First United Methodist Church of Griffin

Thursday, April 23, 2015

Tragedy

Yesterday, the state of Georgia was rocked with the news of five young Georgia Southern students who were killed in a multi-car wreck on I-16.  The five young women were nursing students on the way to a clinical in Savannah.  From the pictures I've seen of them on social media, they were full of life and enthusiasm.  Sometimes you can see it in a smile.  I thought of a few of my dearest friends who have daughters at GSU.  It could have been them.  They're about the same age.  It hits close to home.

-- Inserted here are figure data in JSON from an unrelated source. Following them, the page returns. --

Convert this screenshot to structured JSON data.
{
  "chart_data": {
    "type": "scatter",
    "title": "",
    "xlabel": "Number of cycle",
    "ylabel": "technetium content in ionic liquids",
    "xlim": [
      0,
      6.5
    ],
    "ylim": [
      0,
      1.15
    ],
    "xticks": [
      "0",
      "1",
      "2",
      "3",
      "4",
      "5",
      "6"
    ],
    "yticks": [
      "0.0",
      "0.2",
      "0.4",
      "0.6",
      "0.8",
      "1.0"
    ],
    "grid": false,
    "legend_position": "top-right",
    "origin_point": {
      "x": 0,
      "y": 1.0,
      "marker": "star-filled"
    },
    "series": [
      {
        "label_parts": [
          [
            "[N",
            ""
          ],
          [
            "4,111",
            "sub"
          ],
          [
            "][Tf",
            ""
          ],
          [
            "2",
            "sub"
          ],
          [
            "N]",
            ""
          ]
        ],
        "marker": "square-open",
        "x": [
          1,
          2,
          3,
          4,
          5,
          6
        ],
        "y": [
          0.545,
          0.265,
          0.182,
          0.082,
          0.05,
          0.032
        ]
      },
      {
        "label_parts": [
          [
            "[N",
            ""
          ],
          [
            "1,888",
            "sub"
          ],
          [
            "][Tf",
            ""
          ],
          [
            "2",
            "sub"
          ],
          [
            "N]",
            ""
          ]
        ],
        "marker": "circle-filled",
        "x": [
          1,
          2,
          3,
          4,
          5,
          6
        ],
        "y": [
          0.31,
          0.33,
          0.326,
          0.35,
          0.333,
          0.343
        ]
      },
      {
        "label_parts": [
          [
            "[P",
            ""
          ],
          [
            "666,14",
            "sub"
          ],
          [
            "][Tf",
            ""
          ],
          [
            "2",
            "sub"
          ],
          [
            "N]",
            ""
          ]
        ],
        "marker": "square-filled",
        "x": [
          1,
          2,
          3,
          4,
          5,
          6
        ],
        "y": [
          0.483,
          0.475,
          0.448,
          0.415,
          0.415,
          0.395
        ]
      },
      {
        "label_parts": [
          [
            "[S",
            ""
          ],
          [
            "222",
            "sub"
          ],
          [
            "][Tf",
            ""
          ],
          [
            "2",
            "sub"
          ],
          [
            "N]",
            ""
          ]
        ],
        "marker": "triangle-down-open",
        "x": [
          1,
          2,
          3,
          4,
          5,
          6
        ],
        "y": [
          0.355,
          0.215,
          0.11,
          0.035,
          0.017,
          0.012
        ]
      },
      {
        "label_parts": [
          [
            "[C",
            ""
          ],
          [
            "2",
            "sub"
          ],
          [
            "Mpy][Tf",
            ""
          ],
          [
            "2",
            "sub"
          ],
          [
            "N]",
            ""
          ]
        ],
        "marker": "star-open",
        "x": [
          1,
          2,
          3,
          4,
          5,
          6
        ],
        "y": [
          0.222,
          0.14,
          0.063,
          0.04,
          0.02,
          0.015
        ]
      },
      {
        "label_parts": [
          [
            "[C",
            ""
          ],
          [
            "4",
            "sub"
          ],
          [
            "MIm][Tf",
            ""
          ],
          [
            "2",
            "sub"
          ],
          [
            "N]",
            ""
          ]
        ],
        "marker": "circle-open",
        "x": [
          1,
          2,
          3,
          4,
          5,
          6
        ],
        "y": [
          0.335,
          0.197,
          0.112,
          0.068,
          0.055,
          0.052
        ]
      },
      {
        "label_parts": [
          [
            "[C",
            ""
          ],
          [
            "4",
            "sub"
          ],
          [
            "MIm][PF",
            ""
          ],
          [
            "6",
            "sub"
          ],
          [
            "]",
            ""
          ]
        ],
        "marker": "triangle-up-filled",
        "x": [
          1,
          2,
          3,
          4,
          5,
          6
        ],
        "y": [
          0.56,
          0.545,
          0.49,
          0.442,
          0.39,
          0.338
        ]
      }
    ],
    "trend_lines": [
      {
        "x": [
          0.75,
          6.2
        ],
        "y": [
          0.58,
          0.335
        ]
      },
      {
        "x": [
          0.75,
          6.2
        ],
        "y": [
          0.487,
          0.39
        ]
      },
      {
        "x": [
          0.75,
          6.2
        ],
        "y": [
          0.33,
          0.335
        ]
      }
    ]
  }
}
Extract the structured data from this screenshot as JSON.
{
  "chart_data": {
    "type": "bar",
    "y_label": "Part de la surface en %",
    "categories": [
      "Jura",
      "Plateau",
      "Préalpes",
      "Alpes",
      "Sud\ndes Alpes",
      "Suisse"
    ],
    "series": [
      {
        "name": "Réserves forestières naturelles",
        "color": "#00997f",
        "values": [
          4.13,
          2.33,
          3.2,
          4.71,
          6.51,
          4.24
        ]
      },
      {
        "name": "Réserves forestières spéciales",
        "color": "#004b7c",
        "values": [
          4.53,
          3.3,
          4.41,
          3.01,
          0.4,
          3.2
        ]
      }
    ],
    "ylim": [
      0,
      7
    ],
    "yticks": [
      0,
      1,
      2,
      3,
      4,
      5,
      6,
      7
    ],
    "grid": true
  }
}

Simply, there is not real answer for tragedy.  Shame us when we try to find one.  God did NOT need five more angels.  God's got plenty of angels, and we humans don't become angels anyway.  It wasn't 'their time to go.'  No one has a time.  It wasn't God's will.  My God is not in the business of killing young, vibrant college students.  Everything does NOT happen for a reason.  Sometimes there are no reasons.  Sometimes there is simply tragedy that interrupts life.

We live in a broken world where sin, death, and tragedy are a reality.  There was a plan in which it was not like this.  It was called Eden.  But the brokenness of humanity knocked this world off it's axis, and we've seen heartache and tragedy ever since.  It was not God's original design that we would ever see death.

To believe that God wills our deaths and controls events is a tragic and unfortunate kind of thinking.  It doesn't reveal the true heart of God and the greatest promises of Scripture.  Tragedy simply happens.  Our broken world rears its ugly head sometimes.  Life derails just because it does.  There are no reasons, no greater plan, and no answers.

But there are promises.  God's promise is that He is with us, even when we walk through the valley of the shadow of death.  He comforts us.  He does not and will not abandon us, no matter how bleak it seems.  My hope and prayer for those families of those precious girls is that they would know the abiding presence of God in these days and the days to come.

And there is another promise.  We weren't supposed to taste death, but we did.  The fall of humanity in Genesis carved a path that each of us have followed.  Since the beginning, we have had a death problem.  God fixed that.  That's why Easter matters to us.  Those of us who follow Christ are still in the 'Easter Season' in which we are celebrating Christ's resurrection from the grave.  We believe Jesus defeated death.  And the hope of the Christian is that, in Christ, we will, too.  Not only in eternal life, but in the resurrection to come.  We really believe that.  We believe that God is with us in the valley, and that one day we will rise again, stare death in the face and say, "Where, o death, is your victory; where is your sting?"  

In the face of tragedy, let us not say the trite things that end up being hurtful more than helpful.  There is no reason for these things.  God is as heartbroken as us.  He weeps at our broken world.  He weeps at our death.  But He is with us, and he has been devising a plan to win back His people over death since the beginning.  May those who face tragedy rests in His presence, and may we all hope in His promises.